Download the WORD file
When the conversion finishes, the WORD file is ready to download. Save it anywhere on your device.
note: Text content with paragraph + heading structure inferred from layout. Does not preserve tables, columns, footnotes, or exact fonts — layout-preserving PDF→DOCX is an open problem client-side.
FAQ
common questions
Will the Word document look exactly like the PDF?

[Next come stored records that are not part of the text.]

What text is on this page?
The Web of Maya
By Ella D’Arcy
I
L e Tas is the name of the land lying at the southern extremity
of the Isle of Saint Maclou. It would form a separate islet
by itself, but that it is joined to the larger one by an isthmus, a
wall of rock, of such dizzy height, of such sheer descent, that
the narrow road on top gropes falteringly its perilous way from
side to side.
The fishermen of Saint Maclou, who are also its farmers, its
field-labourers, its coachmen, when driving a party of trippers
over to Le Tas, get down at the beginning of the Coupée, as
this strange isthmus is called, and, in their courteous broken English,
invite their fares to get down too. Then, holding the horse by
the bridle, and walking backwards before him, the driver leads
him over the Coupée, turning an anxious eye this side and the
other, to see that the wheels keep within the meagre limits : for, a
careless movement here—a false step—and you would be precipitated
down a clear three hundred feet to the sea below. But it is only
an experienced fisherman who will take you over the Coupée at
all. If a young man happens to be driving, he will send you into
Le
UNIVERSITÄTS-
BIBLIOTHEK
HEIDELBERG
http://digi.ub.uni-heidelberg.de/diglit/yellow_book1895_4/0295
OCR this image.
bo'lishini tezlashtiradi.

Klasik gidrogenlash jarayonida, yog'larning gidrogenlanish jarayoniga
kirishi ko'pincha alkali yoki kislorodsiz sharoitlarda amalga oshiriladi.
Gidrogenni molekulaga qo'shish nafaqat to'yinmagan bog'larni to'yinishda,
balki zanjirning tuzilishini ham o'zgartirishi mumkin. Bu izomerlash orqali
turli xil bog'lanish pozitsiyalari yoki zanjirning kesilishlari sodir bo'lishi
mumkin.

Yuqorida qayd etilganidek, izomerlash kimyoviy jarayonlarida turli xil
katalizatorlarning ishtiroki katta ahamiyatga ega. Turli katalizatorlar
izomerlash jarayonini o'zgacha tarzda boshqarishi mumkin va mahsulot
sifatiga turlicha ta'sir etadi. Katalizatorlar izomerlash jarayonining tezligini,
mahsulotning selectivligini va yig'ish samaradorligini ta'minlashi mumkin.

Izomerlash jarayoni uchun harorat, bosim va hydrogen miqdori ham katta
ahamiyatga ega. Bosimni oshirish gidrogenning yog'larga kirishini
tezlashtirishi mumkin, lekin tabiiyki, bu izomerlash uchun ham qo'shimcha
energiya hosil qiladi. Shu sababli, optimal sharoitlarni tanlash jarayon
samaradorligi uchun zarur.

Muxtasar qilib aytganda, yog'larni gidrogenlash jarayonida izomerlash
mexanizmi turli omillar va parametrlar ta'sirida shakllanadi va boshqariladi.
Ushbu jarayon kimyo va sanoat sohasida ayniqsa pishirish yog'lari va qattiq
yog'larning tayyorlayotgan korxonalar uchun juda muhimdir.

Close but not pixel-identical. The converter extracts text, paragraphs, headings, lists, and basic tables from the PDF and rebuilds them as a Word document. Font matching depends on whether Word has the fonts the PDF used; layout is reconstructed approximately, not preserved pixel-for-pixel. For most use cases (editing the content, re-using paragraphs) the output is what you want. For pixel-perfect Word reproductions of complex PDFs, dedicated commercial tools (Adobe Acrobat Pro, ABBYY) do a more thorough job.
Does this work on scanned PDFs?
Only partially. PDFs created from digital documents (Word, Pages, web pages saved as PDF) have a text layer that the converter reads directly — those convert cleanly. PDFs that are scanned images of paper have no text layer; the converter can't extract editable text from images. For scanned PDFs you'd need OCR first (Adobe Acrobat Pro, ABBYY FineReader, or Tesseract) to add a text layer.
Will tables survive the conversion?
Tables that the PDF defines structurally (with proper table tags) convert to Word tables with rows and cells intact. Tables that were created visually in the source (lines drawn around text) often don't detect as tables and extract as paragraphs with approximate alignment. Manual cleanup in Word is often needed for complex tables.
What about images in the PDF?
Embedded images are extracted and inserted in the Word document at their approximate original positions. Vector content (charts drawn as paths, equations) may rasterise or simplify. Image quality matches what was in the PDF — the converter doesn't upscale or enhance.
Will the Word file be smaller than the PDF?
Often yes. PDFs embed every font and image directly; the Word file references system fonts and stores images compressed via Word's image-handling. A 5 MB PDF often becomes a 1–3 MB DOCX. Documents that are mostly images can come out similar in size or slightly larger.